Escorpiões são do grupo dos artrópodes e da classe dos aracnídeos, ou seja, são da mesma classe das aranhas, mas de outra ordem. Há várias espécies de escorpiões, porém os mais importantes no Estado de São Paulo são o escorpião-amarelo e o escorpião-marrom, sendo o amarelo mais perigoso. “É bom lembrar que o escorpião não é um inseto, muitos o conhecem como ‘lacraus’. O seu corpo é formado por uma carapaça, com quatro pares de patas e um par de pinças, e pelo abdômen, onde estão o tronco e a cauda; mas é com a cauda que devemos nos preocupar, porque é na extremidade dela que se encontra um aguilhão, ou ferrão, e é por meio desse mecanismo que ele inocula o veneno”, explica Camacho.
O escorpião-amarelo se reproduz por partenogênese, ou seja, a fêmea gera filhotes sem que haja participação de um macho no ambiente. A fêmea pode parir duas vezes por ano, em geral gerando 20 filhotes a cada parto. “O escorpião não põe ovos, eles nascem e se alojam sobre o corpo da mãe e por ali ficam durante mais ou menos 15 dias, quando mudam a pele e ganham a carapaça e aí já passam a se locomover sozinhos e a procurar comida, ou seja, apenas uma fêmea pode causar uma grande infestação, caso não haja inimigos naturais”, diz o técnico, reforçando a preocupação com o aumento significativo da população desse escorpião em especial. “São pelo menos 40 filhotes por ano para cada fêmea, a qual vive cerca de quatro anos, tendo, portanto, a capacidade de gerar 160 novos escorpiões durante sua vida. Se estiverem em um ambiente seguro, onde não haja predadores naturais, geralmente outros animais de hábitos noturnos, haverá grande proliferação”, garante Camacho.

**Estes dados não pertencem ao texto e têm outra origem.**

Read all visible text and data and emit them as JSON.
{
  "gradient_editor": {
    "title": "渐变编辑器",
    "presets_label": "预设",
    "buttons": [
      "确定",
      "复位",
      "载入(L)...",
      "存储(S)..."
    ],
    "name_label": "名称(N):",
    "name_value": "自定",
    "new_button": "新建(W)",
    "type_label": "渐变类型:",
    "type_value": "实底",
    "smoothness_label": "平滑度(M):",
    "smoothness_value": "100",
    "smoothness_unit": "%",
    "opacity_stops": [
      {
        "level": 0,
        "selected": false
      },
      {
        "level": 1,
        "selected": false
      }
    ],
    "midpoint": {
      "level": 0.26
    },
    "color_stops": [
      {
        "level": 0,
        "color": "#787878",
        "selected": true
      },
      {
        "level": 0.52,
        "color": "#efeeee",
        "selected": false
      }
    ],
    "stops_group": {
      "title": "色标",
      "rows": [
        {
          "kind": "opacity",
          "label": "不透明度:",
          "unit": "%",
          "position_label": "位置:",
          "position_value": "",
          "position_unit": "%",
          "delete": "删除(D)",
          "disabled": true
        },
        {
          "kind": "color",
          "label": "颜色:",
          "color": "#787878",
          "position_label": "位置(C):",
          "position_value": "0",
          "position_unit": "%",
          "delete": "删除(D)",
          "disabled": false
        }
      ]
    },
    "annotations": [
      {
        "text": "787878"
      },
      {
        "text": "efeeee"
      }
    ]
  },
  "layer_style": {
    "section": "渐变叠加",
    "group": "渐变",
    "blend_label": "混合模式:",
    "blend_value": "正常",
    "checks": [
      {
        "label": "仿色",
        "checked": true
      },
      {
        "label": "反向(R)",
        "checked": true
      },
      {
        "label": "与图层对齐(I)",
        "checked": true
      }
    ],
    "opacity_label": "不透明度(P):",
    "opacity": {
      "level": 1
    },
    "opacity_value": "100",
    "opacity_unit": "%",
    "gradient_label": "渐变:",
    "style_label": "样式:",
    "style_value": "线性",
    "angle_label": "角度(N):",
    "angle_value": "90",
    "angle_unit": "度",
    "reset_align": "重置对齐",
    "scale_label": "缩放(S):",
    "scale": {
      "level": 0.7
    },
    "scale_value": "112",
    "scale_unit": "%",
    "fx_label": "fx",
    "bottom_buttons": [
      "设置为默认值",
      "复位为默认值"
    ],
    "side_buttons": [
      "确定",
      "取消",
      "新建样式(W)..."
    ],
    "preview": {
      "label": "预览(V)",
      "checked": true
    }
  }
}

Existem no mundo cerca de 1.600 espécies de escorpiões, mas apenas 25 delas podem causar problemas ao ser humano. No Brasil, são 160 espécies e, em São Paulo, apenas duas espécies têm importância em saúde, o amarelo e o marrom. Os acidentes mais graves são com escorpiões-amarelos, podendo levar a óbito, em especial entre crianças de 0 a 10 anos.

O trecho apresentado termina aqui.